Could we have one entity with two university titles? Generally not, but to offer consistency to students and applicants you’d hope some arrangement could be made, at least over the short to medium term.
Though OfS nominally gets to determine university status these days, in legal reality it issues a recommendation to the Department for Education that it can offer a response of “non-objection” to the Registrar of Companies (at Companies House) who makes the final determination. That’s a lot of people to get to agree.
Sandbox
The mere act of doing something that hasn’t quite been done this way before causes administrative problems. For all the OfS’ processes aim to provide the legendary “level playing field”, in practice it has been helpful if your provider looks quite a lot like existing providers. LSEUG, with its Greenwich and Kent sub-brands, does not look like any current provider and as such it could face a bumpy ride – via a series of exceptions and special cases – into good standing with OfS.

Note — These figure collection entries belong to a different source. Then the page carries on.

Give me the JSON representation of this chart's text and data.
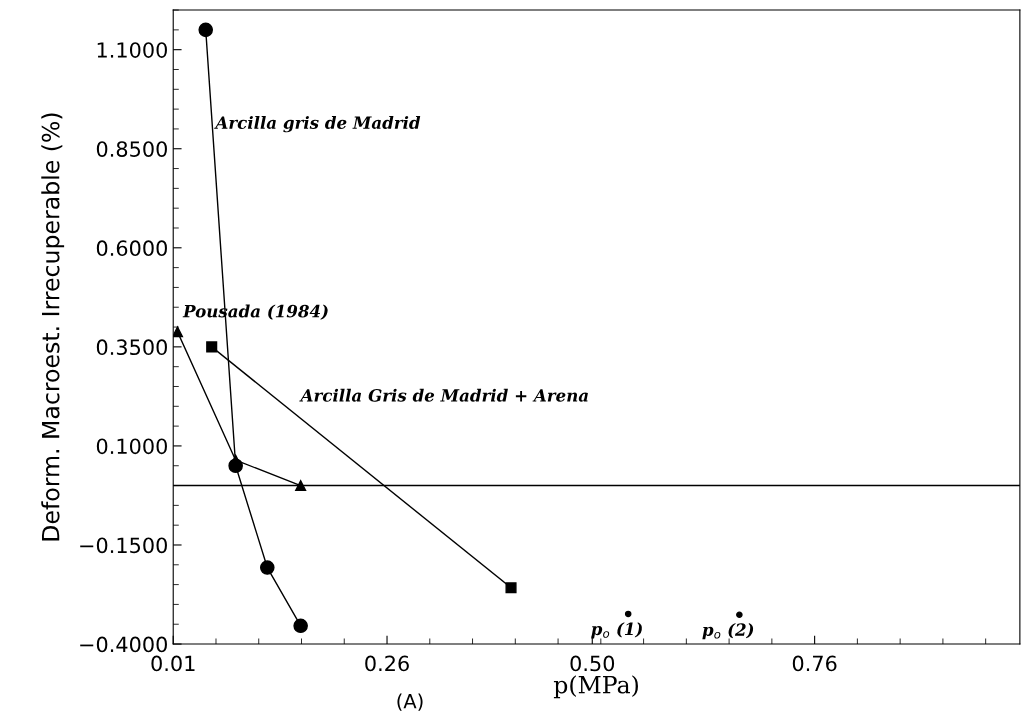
{
  "chart_data": {
    "type": "line",
    "xlabel": "p(MPa)",
    "ylabel": "Deform. Macroest. Irrecuperable (%)",
    "xlim": [
      0.01,
      1.0
    ],
    "xticks": [
      0.01,
      0.26,
      {
        "value": 0.5,
        "label": "0.50"
      },
      0.76
    ],
    "ylim": [
      -0.4,
      1.2
    ],
    "yticks": [
      {
        "value": 1.1,
        "label": "1.1000"
      },
      {
        "value": 0.85,
        "label": "0.8500"
      },
      {
        "value": 0.6,
        "label": "0.6000"
      },
      {
        "value": 0.35,
        "label": "0.3500"
      },
      {
        "value": 0.1,
        "label": "0.1000"
      },
      {
        "value": -0.15,
        "label": "−0.1500"
      },
      {
        "value": -0.4,
        "label": "−0.4000"
      }
    ],
    "grid": false,
    "legend": false,
    "line_style": "solid",
    "series": [
      {
        "name": "Arcilla gris de Madrid",
        "marker": "circle",
        "color": "#000000",
        "x": [
          0.048,
          0.083,
          0.12,
          0.159
        ],
        "values": [
          1.15,
          0.05,
          -0.207,
          -0.354
        ]
      },
      {
        "name": "Pousada (1984)",
        "marker": "triangle",
        "color": "#000000",
        "x": [
          0.015,
          0.083,
          0.159
        ],
        "values": [
          0.388,
          0.064,
          0.0
        ]
      },
      {
        "name": "Arcilla Gris de Madrid + Arena",
        "marker": "square",
        "color": "#000000",
        "x": [
          0.055,
          0.405
        ],
        "values": [
          0.35,
          -0.258
        ]
      },
      {
        "type": "scatter",
        "name": "p$_{o}$ (1)",
        "marker": "circle",
        "color": "#000000",
        "x": [
          0.542
        ],
        "values": [
          -0.324
        ]
      },
      {
        "type": "scatter",
        "name": "p$_{o}$ (2)",
        "marker": "circle",
        "color": "#000000",
        "x": [
          0.672
        ],
        "values": [
          -0.326
        ]
      }
    ],
    "ref_lines": [
      {
        "axis": "y",
        "value": 0.0,
        "color": "#000000",
        "line_style": "solid"
      }
    ],
    "annotations": [
      "(A)"
    ]
  }
}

A special case should not be a worry, and if – as many predict – this merger is the first of many there will be a number of precedents set that should make it easier for future providers in a similar situation. That’s great for them, but not much comfort for the team across Kent and Greenwich that will be arguing the case with OfS, DfE, and others on a number of rules and requirements.
At its best, regulation should apply reliably and equally to everyone. But there is a case, where regulation needs to evolve, to establish a sandbox where new ways to assure against the various OfS and DfE concerns can be developed and deployed. And perhaps that could help make regulation less onerous for everyone.